I’ve taken a long time without blogging. Usually I can make sense of my life as it happens, but this past week in Uganda has been one to swallow me whole. There haven’t been moments of solitude where I can reflect and understand. It is challenging to be mom, Mama Tonya, and just Tonya for so long as I lived outside of my regular elements. I’m still in Uganda, though my flight home is soon. I’ll spend much of the thirty hours in flight sorting out the good, the bad and the ugly from these experiences. God has taught me so much through this experience. Truthfully, several times after late night meetings I’d write freely with the intention to blog the content. When I finished I could see it was raw material needing some time to cook. I’m going to blog about all of the adventures when I am comfortably in my home office again, after I’ve simmered out my strong emotions and discovered the hidden truths.
I’ve spent every possible moment at our children’s home enjoying the flow of their life. I have loved getting to know each child one on one. Mostly it’s been exciting for Jack to become an authentic brother to them all. Their separation is going to be depressing for us all. Our home is the little bit of Eden in all of Kampala. When the gate closes behind us I feel the peace of God and know the pressures of the wicked cannot touch us. I hear laughter all day long in our home. I see active children. I see hard working loving adults. All that we have strived for is happening. This is so encouraging.
The issue with our gardener being taken away to jail has become a pulling of ropes with him as the scapegoat. The other side has wicked, selfish intentions because pride has been damaged. This is a guy with local power built upon lies. I’ve been concerned for our gardener and doing all that is right to protect him from further harm. I thank God because last Sunday he went to church. We’ve been talking to him about it so when I heard he went I was so encouraged. Robert is going to follow up and get him connected with a bible based church where he can hear the truth. I have a bible for him too! And I’m going to leave money to buy him new clothes and shoes.
The other situation that has caused me concern and kept me from the keyboard has been Kira. I’ve struggled and strained to understand what she is experiencing. I’ve given up some things I should have done to be available to her alone and help her find some security. It is much harder for her to be American and look Ugandan than we ever could have imagined. Kira does not like to be touched by strangers. She likes the American way of adults waiting for a child to come to them. She usually warms up to people quickly if given the chance to go at her own pace. But here every adult has their hands on her instantly, and they are relentless trying over and over again to pick her up and console her screams. She has begun to strike out at anyone who comes near her until she’s in a full on tantrum.
It is confusing for the Ugandans and embarrassing for me.

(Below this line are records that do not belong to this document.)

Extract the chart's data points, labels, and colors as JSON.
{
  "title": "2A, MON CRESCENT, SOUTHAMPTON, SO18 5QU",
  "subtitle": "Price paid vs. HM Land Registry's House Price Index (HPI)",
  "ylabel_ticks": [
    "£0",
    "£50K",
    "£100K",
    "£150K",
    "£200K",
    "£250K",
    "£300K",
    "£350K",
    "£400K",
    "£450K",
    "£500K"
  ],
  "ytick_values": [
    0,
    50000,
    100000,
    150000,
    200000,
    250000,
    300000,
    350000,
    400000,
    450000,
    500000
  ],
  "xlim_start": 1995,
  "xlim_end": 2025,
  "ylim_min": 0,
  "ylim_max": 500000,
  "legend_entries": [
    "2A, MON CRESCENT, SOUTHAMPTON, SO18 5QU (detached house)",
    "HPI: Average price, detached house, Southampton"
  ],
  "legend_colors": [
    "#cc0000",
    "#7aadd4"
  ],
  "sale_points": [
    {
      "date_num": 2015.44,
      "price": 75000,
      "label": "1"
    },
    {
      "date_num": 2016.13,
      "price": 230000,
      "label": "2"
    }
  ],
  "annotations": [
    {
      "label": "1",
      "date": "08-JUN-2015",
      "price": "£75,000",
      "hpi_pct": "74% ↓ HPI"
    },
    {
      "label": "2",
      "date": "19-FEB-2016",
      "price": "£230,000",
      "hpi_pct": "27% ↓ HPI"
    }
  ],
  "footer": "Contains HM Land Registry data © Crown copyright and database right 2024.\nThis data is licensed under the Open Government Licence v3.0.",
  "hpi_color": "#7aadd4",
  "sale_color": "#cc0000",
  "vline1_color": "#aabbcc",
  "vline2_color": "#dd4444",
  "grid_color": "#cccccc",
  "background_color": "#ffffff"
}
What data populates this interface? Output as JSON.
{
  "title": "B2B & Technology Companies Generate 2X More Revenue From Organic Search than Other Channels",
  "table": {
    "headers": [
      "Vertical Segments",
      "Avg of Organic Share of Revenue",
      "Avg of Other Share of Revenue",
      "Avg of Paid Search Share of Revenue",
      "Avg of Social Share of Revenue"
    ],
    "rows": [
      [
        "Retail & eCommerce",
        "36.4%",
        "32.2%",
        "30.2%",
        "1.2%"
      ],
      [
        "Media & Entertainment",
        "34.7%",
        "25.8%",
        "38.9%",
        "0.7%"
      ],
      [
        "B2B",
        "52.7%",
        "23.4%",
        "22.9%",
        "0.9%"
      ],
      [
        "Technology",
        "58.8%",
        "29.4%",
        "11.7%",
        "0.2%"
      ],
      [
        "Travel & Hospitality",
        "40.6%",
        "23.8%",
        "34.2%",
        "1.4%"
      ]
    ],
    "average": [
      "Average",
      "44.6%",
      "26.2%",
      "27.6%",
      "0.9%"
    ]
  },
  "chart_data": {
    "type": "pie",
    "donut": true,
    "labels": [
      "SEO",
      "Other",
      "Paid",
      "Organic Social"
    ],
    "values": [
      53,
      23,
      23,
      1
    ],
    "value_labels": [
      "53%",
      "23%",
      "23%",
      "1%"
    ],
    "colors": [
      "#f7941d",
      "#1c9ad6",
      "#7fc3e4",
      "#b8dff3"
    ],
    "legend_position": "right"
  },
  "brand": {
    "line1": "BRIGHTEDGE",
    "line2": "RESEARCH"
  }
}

In their vernacular they say she is stubborn and needs more beatings. I am learning there are two personality types for children here. They are either respectful and submissive, or naughty and stubborn. Only one of them is acceptable the other one is abused until broken. Finally it became so stressful for her that I’ve done my best to keep her away from people she doesn’t know. We stayed home from church for this purpose.
Being an adopting family is full of challenges and life lessons that are unique because of adoption. I’m not one to over think problems; I try to think through it as they happen. This adventure for Kira has taught me why she is such a strong girl. God has a use for her strength because she will have to know who she is when she spends time in Uganda. She will need to be able to stand tall knowing who God made her to be for his purposes and have the strength to ignore the expectations of Ugandans. In America she will need her strength to walk tall as the darkest girl in her school and just shrug when everyone learns her family is white. Some day she will need to come to terms with her story. She will probably spend much of her life living in between and it’s that space that isn’t American or Ugandan where she will need to find the comfort of God’s plan for her life. I’ll write more about this in the following weeks. I am only now beginning to see this through her perspective.
She’s one tough little mama, and it is no surprise God placed the most stubborn child ever produced in Uganda into the hands of Mama Tonya. Craig and I can handle her and we don’t want to fit her into a mold. We want to help her discover who God has created her to be and we will celebrate together as she embraces all the challenges before her. But I am learning her age of innocence is about to end. I am thinking of writing her story in a storybook form and using our photos of the events. I’m going to have it made into a photo book for her so we can read the story together over and over. That’s the first project for me when I get home. I might even write it as we fly over oceans and continents. She needs to connect some dots. I think this will help her.